Support for infanticide is becoming respectable in the United States as well. Recall that Peter Singer, the world’s foremost apologist for infanticide, was given a prestigious chair in bioethics at Princeton University not despite his views but because of them. Meanwhile, support for post-viability abortion has become de rigueur among Democrats, with almost all the party’s presidential candidates opposing any limitations and rejecting laws that would require babies who survive attempted termination to be treated medically like other infants. Virginia’s governor, Ralph Northam, even strongly suggested that a baby who survived abortion “should be kept comfortable” while doctors and mother decided whether to withhold care and neglect the baby to death.
Advocates for assisted suicide claim that, whatever might be happening in other countries, there have been no “abuses” here. But that isn’t true. In 2008, two terminally ill Medicaid patients in Oregon were refused life-extending chemotherapy by bureaucrats but specifically assured that assisted suicide would be covered. A similar case was reported in Nevada, where in 2017 a doctor complained that a private health-insurance company refused to pay for a patient’s transfer to California for life-saving care and that, adding injury to insult, the company asked the doctor to consider recommending assisted suicide, for which benefits would be paid.
According to the Oregonian, a dementia and cancer patient named Kate Cheney may have been persuaded to die early by her daughter, who a psychologist said appeared to be the primary driving force behind the elderly woman’s request for assisted suicide.
Then there is Martin Freeland, who was dispensed a lethal prescription two years before succumbing naturally to cancer, meaning that surely he was legally ineligible for assisted suicide. Adding to the abuse, after Freeland became psychotic, to the point that he was put under a legal guardianship, his psychiatrist reported that the man’s guns were removed from his home but ensured that the lethal drugs remained available for use. Freeland eventually regained his competence and died naturally, having had the time to reconcile with his daughter — which would not have happened had he taken the prescribed poison when it was dispensed. He told his caregivers he was very glad not to have committed suicide.

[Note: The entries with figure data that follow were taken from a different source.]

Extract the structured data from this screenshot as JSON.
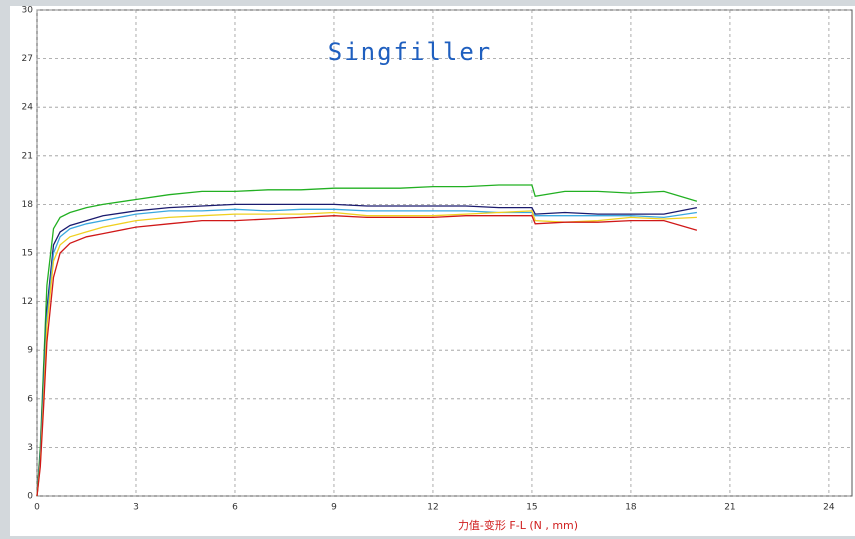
{
  "chart_data": {
    "type": "line",
    "title": "Singfiller",
    "x_label": "力值-变形 F-L    (N , mm)",
    "x": [
      0,
      0.1,
      0.2,
      0.3,
      0.5,
      0.7,
      1,
      1.5,
      2,
      3,
      4,
      5,
      6,
      7,
      8,
      9,
      10,
      11,
      12,
      13,
      14,
      15,
      15.1,
      16,
      17,
      18,
      19,
      20
    ],
    "series": [
      {
        "color": "#22b022",
        "values": [
          0,
          3,
          8,
          13,
          16.5,
          17.2,
          17.5,
          17.8,
          18,
          18.3,
          18.6,
          18.8,
          18.8,
          18.9,
          18.9,
          19,
          19,
          19,
          19.1,
          19.1,
          19.2,
          19.2,
          18.5,
          18.8,
          18.8,
          18.7,
          18.8,
          18.2
        ]
      },
      {
        "color": "#1a1a6e",
        "values": [
          0,
          2.5,
          7,
          11.5,
          15.5,
          16.3,
          16.7,
          17,
          17.3,
          17.6,
          17.8,
          17.9,
          18,
          18,
          18,
          18,
          17.9,
          17.9,
          17.9,
          17.9,
          17.8,
          17.8,
          17.4,
          17.5,
          17.4,
          17.4,
          17.4,
          17.8
        ]
      },
      {
        "color": "#3aa8e0",
        "values": [
          0,
          2.2,
          6.5,
          11,
          15,
          16,
          16.5,
          16.8,
          17,
          17.4,
          17.6,
          17.6,
          17.7,
          17.6,
          17.7,
          17.7,
          17.6,
          17.6,
          17.6,
          17.6,
          17.5,
          17.5,
          17.3,
          17.3,
          17.3,
          17.3,
          17.2,
          17.5
        ]
      },
      {
        "color": "#f0d020",
        "values": [
          0,
          2,
          6,
          10.5,
          14.5,
          15.5,
          16,
          16.3,
          16.6,
          17,
          17.2,
          17.3,
          17.4,
          17.4,
          17.4,
          17.5,
          17.3,
          17.3,
          17.3,
          17.4,
          17.5,
          17.6,
          17,
          16.9,
          17,
          17.2,
          17.1,
          17.2
        ]
      },
      {
        "color": "#d01818",
        "values": [
          0,
          1.8,
          5.5,
          9.5,
          13.5,
          15,
          15.6,
          16,
          16.2,
          16.6,
          16.8,
          17,
          17,
          17.1,
          17.2,
          17.3,
          17.2,
          17.2,
          17.2,
          17.3,
          17.3,
          17.3,
          16.8,
          16.9,
          16.9,
          17,
          17,
          16.4
        ]
      }
    ],
    "xlim": [
      0,
      24.7
    ],
    "ylim": [
      0,
      30
    ],
    "xticks": [
      0,
      3,
      6,
      9,
      12,
      15,
      18,
      21,
      24
    ],
    "yticks": [
      0,
      3,
      6,
      9,
      12,
      15,
      18,
      21,
      24,
      27,
      30
    ],
    "grid": true
  }
}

Meanwhile, as doctor-prescribed death is promoted far and wide by friendly media, the United States in in the depth of a suicide crisis. Perhaps not coincidentally, Oregon’s suicide rate is 33 percent higher than the national average. Does this mean that there is a connection between assisted-suicide advocacy and increasing suicide rates? At least one study indicates that there may be. There is no dispute that the suicide crisis is worsening. Ohio just announced that suicide deaths there have risen a stunning 45 percent in the past twelve years. Even so, the Ohio Nurses Association recently gave its support for legalizing assisted suicide. One would think that nurses could connect some damn dots!
Enough. Measure 16 did not start this fire. But it clearly quickened what was then merely an incipient cultural trend. The uncertainty 25 years later is not whether killing the sick, disabled, and elderly could happen. It already is happening. No, the real question is whether we are willing, with clear eyes, to accept the toxic cultural consequences that flow directly from eliminating suffering by eliminating sufferers.